The deadline for filing the claim begins from the first notification of the disputed tax act, generally with a limit of three years, although the taxpayer may file the claim proactively if it anticipates a divergence.

Procedure, representation, and required documentation

The taxpayer files the application directly with the UAE CA, in English or Arabic, including:

  • Summary of the facts and dispute.
  • References to the applicable treaty.
  • Transfer pricing documentation.
  • Certificates of tax residence.
  • Correspondence with foreign tax authorities, among others.

The UAE CA confirms admissibility within an estimated period of two months, after which it may attempt to resolve the case unilaterally. If this is not possible, it initiates bilateral negotiations with the competent authority of the other country. The taxpayer does not participate directly in the negotiations, although it may be invited to present technical arguments.

Timeframes, results, and legal effects

The guide establishes that, under reasonable conditions of cooperation, the UAE CA undertakes to resolve MAP cases within an estimated period of 24 months after their acceptance. Once an agreement has been reached, the taxpayer has 30 days to accept or reject it.
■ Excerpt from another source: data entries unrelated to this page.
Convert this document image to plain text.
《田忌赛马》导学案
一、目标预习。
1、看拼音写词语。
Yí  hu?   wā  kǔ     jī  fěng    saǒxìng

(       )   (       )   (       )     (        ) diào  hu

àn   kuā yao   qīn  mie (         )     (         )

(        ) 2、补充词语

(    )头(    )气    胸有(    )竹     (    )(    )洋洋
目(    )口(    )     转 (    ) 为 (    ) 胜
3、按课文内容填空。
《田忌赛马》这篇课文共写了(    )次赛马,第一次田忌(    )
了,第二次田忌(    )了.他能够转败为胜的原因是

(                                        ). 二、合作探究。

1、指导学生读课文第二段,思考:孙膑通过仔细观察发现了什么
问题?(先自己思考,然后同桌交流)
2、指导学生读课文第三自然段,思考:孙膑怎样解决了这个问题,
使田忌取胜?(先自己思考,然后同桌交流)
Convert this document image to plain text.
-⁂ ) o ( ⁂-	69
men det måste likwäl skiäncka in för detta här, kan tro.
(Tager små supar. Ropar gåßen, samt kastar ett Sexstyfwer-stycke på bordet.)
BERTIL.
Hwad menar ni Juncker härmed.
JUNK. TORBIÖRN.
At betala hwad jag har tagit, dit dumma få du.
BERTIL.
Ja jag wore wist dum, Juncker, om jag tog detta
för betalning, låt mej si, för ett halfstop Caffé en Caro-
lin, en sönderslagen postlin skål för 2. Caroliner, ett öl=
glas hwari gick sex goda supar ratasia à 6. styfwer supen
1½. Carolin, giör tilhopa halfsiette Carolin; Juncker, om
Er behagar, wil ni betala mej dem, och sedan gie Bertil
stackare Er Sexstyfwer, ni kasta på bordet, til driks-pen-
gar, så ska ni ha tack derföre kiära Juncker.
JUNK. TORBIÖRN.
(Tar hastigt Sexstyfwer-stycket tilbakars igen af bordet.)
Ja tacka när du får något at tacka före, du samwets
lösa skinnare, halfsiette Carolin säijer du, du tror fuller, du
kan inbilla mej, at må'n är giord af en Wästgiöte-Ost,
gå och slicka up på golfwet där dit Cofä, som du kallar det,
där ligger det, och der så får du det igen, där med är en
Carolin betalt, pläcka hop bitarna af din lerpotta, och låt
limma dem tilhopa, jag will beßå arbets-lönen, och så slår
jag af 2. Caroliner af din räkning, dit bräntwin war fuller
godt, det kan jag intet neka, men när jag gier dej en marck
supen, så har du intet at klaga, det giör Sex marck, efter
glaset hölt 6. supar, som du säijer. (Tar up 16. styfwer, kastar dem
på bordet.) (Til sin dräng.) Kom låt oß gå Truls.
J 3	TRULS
Acceptance entails waiving any legal action at the national level, and the FTA will proceed with the recognition and enforcement of the adjustment, including any refunds.

If no agreement is reached, the process is closed and the taxpayer must resort to domestic legal channels to defend their tax position.

Interaction with internal remedies

The filing of a claim with the MAP does not preclude the initiation of internal legal actions (such as before the Tax Dispute Resolution Committee or courts), provided that such actions are temporarily suspended while the MAP is pending. If a domestic court decision already exists, the UAE CPM is legally bound to respect it.

Regulatory context and comparative strategies

The UAE has more than 100 active double taxation treaties, many of which have been updated through the Multilateral Instrument (MLI), strengthening its mutual agreement procedure. The adoption of this guide coincides with the full implementation of the Corporate Tax (CT) and Transfer Pricing (TP) regimes, which have been integrated since 2023. This has led to an upward trend in international tax litigation related to price adjustments between related companies.

Conclusion

The MAP guide represents a decisive step toward strengthening legal certainty for taxpayers in the United Arab Emirates and aligns the country with international best practices under the OECD. It provides a clear framework with defined deadlines and specific roles for each actor, enabling companies to anticipate strategies in cross-border tax disputes. In an increasingly sophisticated regulatory environment, mastering the emerging MAP is a competitive advantage for multinationals operating from or to the UAE.